Messagepar Vanleers » 06 août 2015, 17:24

A NaOh

Vous écrivez :

« La question peut être réduite à ce point de discussion: comment savons-nous que l’obéissance, la pratique de la charité et de la justice suffisent à notre salut, c'est-à-dire dans l’esprit de Spinoza ; nous conduisent à être heureux ? »

Spinoza soutient que nous ne savons pas, au sens d’une connaissance rationnelle (c’est-à-dire, d’une connaissance autre que la connaissance du premier genre) que « Les hommes sont sauvés par la seule obéissance » (TTP ch. 15).
A. Matheron procède à une analyse détaillée de cette proposition et commence par écrire :

« Dans la proposition : « Les hommes sont sauvés par la seule obéissance », deux notions sont mises en rapport : celle d’obéissance et celle de salut.
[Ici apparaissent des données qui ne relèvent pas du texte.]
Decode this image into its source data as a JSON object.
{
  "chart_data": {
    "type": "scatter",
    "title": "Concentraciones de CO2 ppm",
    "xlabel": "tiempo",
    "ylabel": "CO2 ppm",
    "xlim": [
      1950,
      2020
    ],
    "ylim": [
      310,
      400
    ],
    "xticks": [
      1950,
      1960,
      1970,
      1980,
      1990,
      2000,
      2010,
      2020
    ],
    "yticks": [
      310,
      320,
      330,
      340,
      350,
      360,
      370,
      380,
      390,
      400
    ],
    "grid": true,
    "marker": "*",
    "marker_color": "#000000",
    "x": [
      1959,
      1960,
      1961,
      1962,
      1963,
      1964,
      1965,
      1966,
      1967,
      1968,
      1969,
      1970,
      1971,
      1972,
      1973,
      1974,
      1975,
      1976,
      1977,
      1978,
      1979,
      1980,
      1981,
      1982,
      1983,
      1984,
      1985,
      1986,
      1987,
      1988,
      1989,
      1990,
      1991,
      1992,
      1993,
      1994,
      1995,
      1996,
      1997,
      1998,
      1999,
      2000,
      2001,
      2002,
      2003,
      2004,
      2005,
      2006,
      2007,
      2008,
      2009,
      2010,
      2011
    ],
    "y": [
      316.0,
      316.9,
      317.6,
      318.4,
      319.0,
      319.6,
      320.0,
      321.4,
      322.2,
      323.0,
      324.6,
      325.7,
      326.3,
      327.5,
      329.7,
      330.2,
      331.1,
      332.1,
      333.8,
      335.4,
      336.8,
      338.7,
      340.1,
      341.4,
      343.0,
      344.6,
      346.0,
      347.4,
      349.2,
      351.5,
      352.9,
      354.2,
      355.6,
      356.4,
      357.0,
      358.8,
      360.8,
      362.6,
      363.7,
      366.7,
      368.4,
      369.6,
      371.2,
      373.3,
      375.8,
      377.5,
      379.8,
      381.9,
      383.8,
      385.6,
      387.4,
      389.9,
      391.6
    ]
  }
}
Pour épuiser la question, il convient donc de déterminer les diverses significations qu’elles peuvent revêtir chez Spinoza, puis de les combiner deux à deux de toutes les façons possibles. Le mot « salut », nous allons le voir, peut être pris en deux sens : un sens fort (celui de l’Ethique) et un sens faible ; de même pour le mot « obéissance » ; ainsi obtenons-nous déjà quatre combinaisons à étudier. Mais celles-ci, à leur tour, se subdivisent. La notion de salut, qu’elle soit prise au sens fort ou au sens faible, donne lieu à une alternative : s’agit-il d’un salut en notre vie ou après la mort ? Celle d’obéissance également : pour être sauvés, nous suffit-il d’obéir individuellement à la loi divine, quoi que puissent faire par ailleurs nos semblables, ou faut-il au contraire (la question n’est pas absurde, si nous nous souvenons des promesses mosaïques) que tous les membres d’une même société obéissent collectivement ? Théoriquement, donc, seize combinaisons devraient être envisagées tour à tour. Mais nous verrons que quatre d’entre elles s’éliminent d’elles-mêmes, et que deux sont sans intérêt. Ainsi en reste-t-il dix. » (p. 150)

Suivent alors près de 60 pages où Matheron étudie les 16 combinaisons dans des paragraphes numérotés de A à P mais il est exclu que j’en parle ici.